Orsay, France -- With creationism now coming in Christian and Muslim versions, scientists, teachers and theologians in France are debating ways to counteract what they see as growing religious attacks on science.
Bible-based criticism of evolution, once limited to Protestant fundamentalists in the United States, has become an issue in France now that Pope Benedict and some leading Catholic theologians have criticized the neo-Darwinist view of creation.
An Islamist publisher in Turkey mass-mailed a lavishly illustrated Muslim creationist book to schools across France recently, prompting the Education Ministry to proscribe the volume and question the way the story of life is taught here.
The Bible and the Koran say God directly created the world and everything in it. In Christianity, fundamentalists believe this literally but the largest denomination, Catholicism, and most mainline Protestant churches read it more symbolically.
This literalism led Christian fundamentalists to reject the theory of evolution elaborated in the 19th century by Charles Darwin, the foundation stone of modern biology. Muslim scholars also dispute evolution but have not made this a major issue.
"There is a growing distrust of science in public opinion, especially among the young, and that worries us," said Philippe Deterre, a research biologist and Catholic priest who organized a colloquium on creationism for scientists at the weekend.
"There are many issues that go beyond strictly scientific or strictly theological explanations," he said at the colloquium in this university town southwest of Paris. Deterre's Blaise Pascal Network promotes understanding between science and religion.
Barred from teaching creationism in U.S. public schools, some conservative Christians now advocate the "intelligent design" argument that some forms of life are too complex to have simply evolved.
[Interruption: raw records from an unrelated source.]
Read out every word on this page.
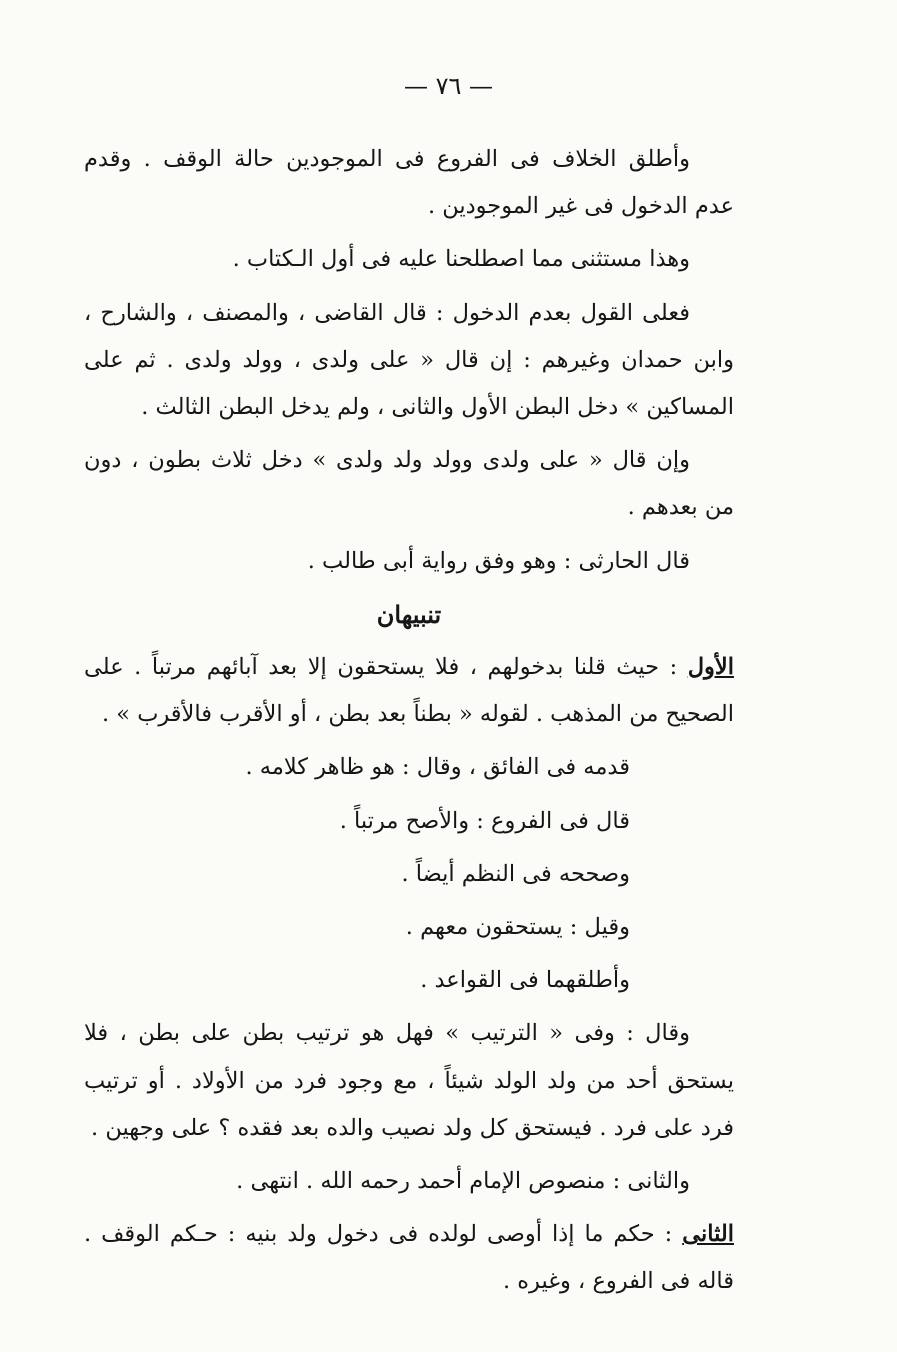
— ٧٦ —

وأطلق الخلاف فى الفروع فى الموجودين حالة الوقف . وقدم عدم الدخول فى غير الموجودين .

وهذا مستثنى مما اصطلحنا عليه فى أول الـكتاب .

فعلى القول بعدم الدخول : قال القاضى ، والمصنف ، والشارح ، وابن حمدان وغيرهم : إن قال « على ولدى ، وولد ولدى . ثم على المساكين » دخل البطن الأول والثانى ، ولم يدخل البطن الثالث .

وإن قال « على ولدى وولد ولد ولدى » دخل ثلاث بطون ، دون من بعدهم .

قال الحارثى : وهو وفق رواية أبى طالب .

تنبيهان

الأول : حيث قلنا بدخولهم ، فلا يستحقون إلا بعد آبائهم مرتباً . على الصحيح من المذهب . لقوله « بطناً بعد بطن ، أو الأقرب فالأقرب » .

قدمه فى الفائق ، وقال : هو ظاهر كلامه .

قال فى الفروع : والأصح مرتباً .

وصححه فى النظم أيضاً .

وقيل : يستحقون معهم .

وأطلقهما فى القواعد .

وقال : وفى « الترتيب » فهل هو ترتيب بطن على بطن ، فلا يستحق أحد من ولد الولد شيئاً ، مع وجود فرد من الأولاد . أو ترتيب فرد على فرد . فيستحق كل ولد نصيب والده بعد فقده ؟ على وجهين .

والثانى : منصوص الإمام أحمد رحمه الله . انتهى .

الثانى : حكم ما إذا أوصى لولده فى دخول ولد بنيه : حـكم الوقف . قاله فى الفروع ، وغيره .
Scientists call this creationism in disguise.
These American concerns caught notice in Europe after Vienna Cardinal Christoph Schoenborn, a confidant of Pope Benedict, attacked neo-Darwinist theories in 2005 in what seemed to be a move to ally the Catholic Church with "intelligent design."
These theoretical debates became a pressing issue in France last month when schools unexpectedly received free copies of an "Atlas of Creation" by Turkish Islamist Harun Yahya that blames Darwinism for everything from terrorism to Nazism.
Herve Le Guyader, a University of Paris biology professor who advised the Education Ministry on the Atlas, said high school biology teachers needed more training now to respond to the increasingly open challenges to the theory of evolution.
"It's often taught in a simplistic way," he said. "We have to give them the philosophical arguments they need to respond."
Paleontologist Marc Godinot said creationists and their critics drew overblown conclusions from a theory that explains how life developed but not how it was created. The ultimate origin of life is not a question science can answer, he said.
Creationists reject evolution because some scientists say the role of chance in it proves that life has no final meaning.
"We have to decode this, but that's a job for philosophers and theologians," Godinot said . "Creation is actually a big mystery."
Jacques Arnould, a Catholic priest who works at France's National Center for Space Research, said Christians in Europe should not look down with bemusement at creationists abroad.
"They are believers, as we are," the Dominican theologian told the meeting of about 100, mostly Catholic scientists with a few Muslims as well. "There are Christian, Muslim and Jewish approaches that we have to respect."
Arnould said the question of life's purpose arose naturally in biology class but science could not answer it. Instead of offering simple creationism, he said, theologians should develop views that respect modern science and faith in a divine purpose.
He said Catholic thinkers should update "natural theology," the teachings of Saint Thomas Aquinas (1225-1274) that married philosophy and science in a view that dominated European thought until the 18th-century Enlightenment divorced the two fields.
"Natural theology was based on the knowledge of the time," said Arnould. "That knowledge keeps changing, so natural theology has to change too."